That feminism is measured in ‘waves’ seems apropos; waves crash, engulf, ebb away – just as feminism is marked by periods of concerted interest and disinterest. It feels as if we are at the brink of another wave of engagement, and yet it’s amazing what people get away with when feminism – or racism, or any other number of intersecting issues – isn’t at the forefront of our collective conscious.
The backstory to Ryder Ripps’s exhibition at Postmasters, ‘Ho’, is that the artist was fascinated with the selfie-laden Instagram account of model, entrepreneur and fitness advocate Adrianne Ho. (Ho is Canadian with French and Chinese ancestry, hence the show’s title is a play on her last name that manages to be racist and misogynist simultaneously.) Ripps takes Ho to be a representative of a vague cultural phenomenon the artist titles ‘corny-core’. In an online slideshow hosted on Tumblr that Ripps created for the show, he writes: ‘Corny-core things bring a mawkishly sentimental tone to everyday, common things [through] the gratuitous use of filters and vague sentiment under the guise of documentation.’ (The term clearly rides on the coat-tails of K-Hole’s neologism ‘norm core’, shortlisted for the Oxford English Dictionary’s word of the year in 2014.) He further explains his process: ‘I began screen capping Adrianne Ho’s photos and digitally warping them ... it just felt like the natural thing to do with bottled-up emotion […] At its core, the work is pretty aggressive.’ And he’s not wrong. Ripps has manipulated the images to make her look ugly by conventional standards, and then created oil paintings based on his digitally modified images. In one painting, her nose becomes bulbous to the point of disfiguration (Nose Reflection, all works 2014); in another, her face is compressed into an alien-like arrangement (Mona Lisa); an additional work shrinks her waist to a spine’s width (Hourglass). This, of course, is a pointed thing to do to an image of a woman whose power hinges on her body’s appearance and her control over it. According to Ripps, Ho’s images made him ‘feel flustered’: the desire to alter her body stemmed from his feelings of frustration and emasculation – that, because he was overwhelmed by the strength and confidence of a beautiful woman, he felt the need to exercise his power over her by dehumanizing her image. In his aforementioned online slide presentation, Ripps writes: ‘I felt some similarities with Francis Bacon, imposing a similar sense of carnage and aggression onto the subject […] Feeling good about where the work sat in the context of art history, particularly oil painting, I decided to hire Jeff Koons’s assistants to paint the pieces.’ Ripps also cites Thomas Hart Benton (a notorious homophobe) and the abstract expressionists, but none of these grab-bag references seem evident in the work itself.

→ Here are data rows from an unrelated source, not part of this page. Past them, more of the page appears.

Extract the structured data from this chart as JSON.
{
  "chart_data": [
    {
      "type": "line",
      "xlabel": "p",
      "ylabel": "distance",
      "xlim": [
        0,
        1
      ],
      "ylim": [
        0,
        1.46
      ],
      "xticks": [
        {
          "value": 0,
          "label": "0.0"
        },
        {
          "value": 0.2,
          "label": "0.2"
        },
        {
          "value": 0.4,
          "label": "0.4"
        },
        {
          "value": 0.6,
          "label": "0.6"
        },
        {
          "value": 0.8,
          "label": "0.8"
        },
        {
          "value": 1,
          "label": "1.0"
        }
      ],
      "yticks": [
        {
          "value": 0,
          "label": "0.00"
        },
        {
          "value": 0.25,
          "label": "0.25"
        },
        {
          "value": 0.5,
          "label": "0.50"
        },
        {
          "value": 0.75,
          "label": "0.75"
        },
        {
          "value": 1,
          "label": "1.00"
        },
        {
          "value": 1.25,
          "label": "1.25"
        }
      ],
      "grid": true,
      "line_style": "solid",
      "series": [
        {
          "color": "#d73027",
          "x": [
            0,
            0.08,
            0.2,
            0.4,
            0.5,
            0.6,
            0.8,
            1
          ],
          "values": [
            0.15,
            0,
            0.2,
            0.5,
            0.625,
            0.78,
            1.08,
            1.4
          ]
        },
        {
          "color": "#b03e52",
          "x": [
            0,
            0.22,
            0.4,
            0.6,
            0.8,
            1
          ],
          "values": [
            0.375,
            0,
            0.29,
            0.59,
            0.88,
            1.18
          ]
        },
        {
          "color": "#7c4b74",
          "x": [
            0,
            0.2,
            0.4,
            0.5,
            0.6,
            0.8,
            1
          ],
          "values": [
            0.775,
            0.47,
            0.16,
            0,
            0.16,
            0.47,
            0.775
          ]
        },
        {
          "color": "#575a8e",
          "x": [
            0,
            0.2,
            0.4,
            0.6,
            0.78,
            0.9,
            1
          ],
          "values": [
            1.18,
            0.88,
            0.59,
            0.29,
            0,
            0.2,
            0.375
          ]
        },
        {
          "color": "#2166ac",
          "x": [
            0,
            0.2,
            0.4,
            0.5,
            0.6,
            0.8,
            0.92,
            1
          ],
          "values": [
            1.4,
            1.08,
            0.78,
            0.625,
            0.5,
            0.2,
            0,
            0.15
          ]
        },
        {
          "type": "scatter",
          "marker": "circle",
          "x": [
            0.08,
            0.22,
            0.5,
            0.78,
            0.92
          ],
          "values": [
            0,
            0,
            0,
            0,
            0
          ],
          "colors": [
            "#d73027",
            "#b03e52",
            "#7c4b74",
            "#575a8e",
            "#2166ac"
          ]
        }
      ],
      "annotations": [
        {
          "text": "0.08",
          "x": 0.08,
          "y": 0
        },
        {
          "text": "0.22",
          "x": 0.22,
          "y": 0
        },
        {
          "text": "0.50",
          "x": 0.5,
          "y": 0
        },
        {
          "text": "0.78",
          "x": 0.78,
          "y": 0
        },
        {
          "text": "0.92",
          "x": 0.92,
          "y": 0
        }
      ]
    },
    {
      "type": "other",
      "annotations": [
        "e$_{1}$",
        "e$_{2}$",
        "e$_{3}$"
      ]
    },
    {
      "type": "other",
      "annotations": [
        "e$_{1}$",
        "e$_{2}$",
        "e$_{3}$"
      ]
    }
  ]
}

It’s impossible to write about this show without mentioning the hullabaloo surrounding it. Ripps is internet hipster royalty, having created the image-sharing messageboard dump.fm and founded the advertising agency OKFocus. Just weeks before ‘Ho’ opened, Ripps had invited sex workers or ‘sensual masseurs’ to the Ace Hotel in Chelsea, where he then asked them to draw and paid them $80 for a 45-minute session. The Ace had offered to put Ripps up in the hotel for a night and given him a $50 fee as part of a rotating artist residency programme. Ripps posted images of these sex workers and an artist statement, claiming that their sexual exploitation was symbolic of his own, considering himself underpaid by the Ace. This project, titled ‘Art Whore’, lost Ripps much public support, but gained him incalculable attention from the press.

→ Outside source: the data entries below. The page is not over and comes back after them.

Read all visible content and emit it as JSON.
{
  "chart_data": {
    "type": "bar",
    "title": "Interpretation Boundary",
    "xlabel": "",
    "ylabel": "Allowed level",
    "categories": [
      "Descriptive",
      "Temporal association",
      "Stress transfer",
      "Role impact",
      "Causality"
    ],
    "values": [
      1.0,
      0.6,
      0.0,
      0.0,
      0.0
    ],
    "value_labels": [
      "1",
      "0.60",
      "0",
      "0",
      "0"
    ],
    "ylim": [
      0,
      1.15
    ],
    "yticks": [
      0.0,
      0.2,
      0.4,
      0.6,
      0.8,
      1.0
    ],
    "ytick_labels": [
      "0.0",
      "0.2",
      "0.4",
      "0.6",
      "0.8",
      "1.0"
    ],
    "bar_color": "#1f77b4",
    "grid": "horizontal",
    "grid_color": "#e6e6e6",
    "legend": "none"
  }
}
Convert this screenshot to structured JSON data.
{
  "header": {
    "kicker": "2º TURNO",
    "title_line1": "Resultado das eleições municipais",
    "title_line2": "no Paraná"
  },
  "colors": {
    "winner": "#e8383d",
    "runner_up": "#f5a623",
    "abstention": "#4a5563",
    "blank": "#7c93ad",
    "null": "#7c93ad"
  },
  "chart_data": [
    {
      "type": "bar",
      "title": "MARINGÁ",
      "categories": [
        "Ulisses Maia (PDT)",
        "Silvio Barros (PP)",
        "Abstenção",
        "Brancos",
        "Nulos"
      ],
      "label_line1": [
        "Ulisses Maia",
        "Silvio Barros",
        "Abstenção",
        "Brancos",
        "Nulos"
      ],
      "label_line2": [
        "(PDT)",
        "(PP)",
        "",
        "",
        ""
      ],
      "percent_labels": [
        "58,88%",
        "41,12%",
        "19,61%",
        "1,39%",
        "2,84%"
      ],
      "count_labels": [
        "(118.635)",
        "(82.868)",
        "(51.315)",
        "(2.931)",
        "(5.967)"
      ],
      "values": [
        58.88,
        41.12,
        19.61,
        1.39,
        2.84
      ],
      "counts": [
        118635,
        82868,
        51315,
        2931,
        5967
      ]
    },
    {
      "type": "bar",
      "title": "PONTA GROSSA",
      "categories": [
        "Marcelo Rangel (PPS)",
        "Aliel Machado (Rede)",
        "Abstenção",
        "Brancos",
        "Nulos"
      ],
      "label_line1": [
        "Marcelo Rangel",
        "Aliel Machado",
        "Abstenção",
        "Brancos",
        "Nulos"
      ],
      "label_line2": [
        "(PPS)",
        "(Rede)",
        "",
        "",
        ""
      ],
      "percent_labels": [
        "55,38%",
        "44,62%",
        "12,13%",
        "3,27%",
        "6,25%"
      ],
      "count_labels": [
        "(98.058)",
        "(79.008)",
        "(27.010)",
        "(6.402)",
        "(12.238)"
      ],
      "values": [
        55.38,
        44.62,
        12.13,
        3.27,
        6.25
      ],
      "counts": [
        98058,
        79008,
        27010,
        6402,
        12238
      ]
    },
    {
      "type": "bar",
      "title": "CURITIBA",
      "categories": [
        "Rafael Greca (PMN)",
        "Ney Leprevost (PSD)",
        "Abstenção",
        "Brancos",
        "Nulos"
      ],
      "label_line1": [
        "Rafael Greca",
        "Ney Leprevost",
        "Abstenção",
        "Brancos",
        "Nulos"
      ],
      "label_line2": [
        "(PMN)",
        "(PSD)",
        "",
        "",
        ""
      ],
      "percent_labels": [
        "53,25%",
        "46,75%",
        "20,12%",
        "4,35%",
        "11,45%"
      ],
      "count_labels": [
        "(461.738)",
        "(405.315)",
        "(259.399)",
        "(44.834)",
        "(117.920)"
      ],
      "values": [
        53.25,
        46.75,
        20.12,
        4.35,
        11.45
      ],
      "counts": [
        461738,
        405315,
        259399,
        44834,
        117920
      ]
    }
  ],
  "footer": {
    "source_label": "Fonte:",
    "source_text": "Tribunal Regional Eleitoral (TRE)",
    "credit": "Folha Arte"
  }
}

Some male artists, curators and writers seem to think that if they put something that is inadvertently misogynist into the world with purportedly good intentions, they shouldn’t be publicly censured in the name of free speech. If they feel that women demanding to be treated with respect tramples on their rights, maybe privilege has become so entrenched with identity that it has become blinding. ‘While the work is aggressive, it’s also emasculating,’ Ripps writes in his online slide show, ‘as Adrianne Ho is the real winner, with more followers than me.’ As if the artist’s actions were null because Ho has more Instagram followers, because that’s what really matters.
The most upsetting aspect of this situation is that a male artist was afforded the opportunity to mount such a misogynistic exhibition at a highly respected Manhattan gallery. And why? Because of his internet fame? Because Postmasters considers Ripps an innovative contemporary figurative painter? Why give gallery space to those big online, if they’re otherwise not talented? If we’re going to prevent contemporary art from becoming a full-tilt attention game, we need to stop showing artists like Ripps.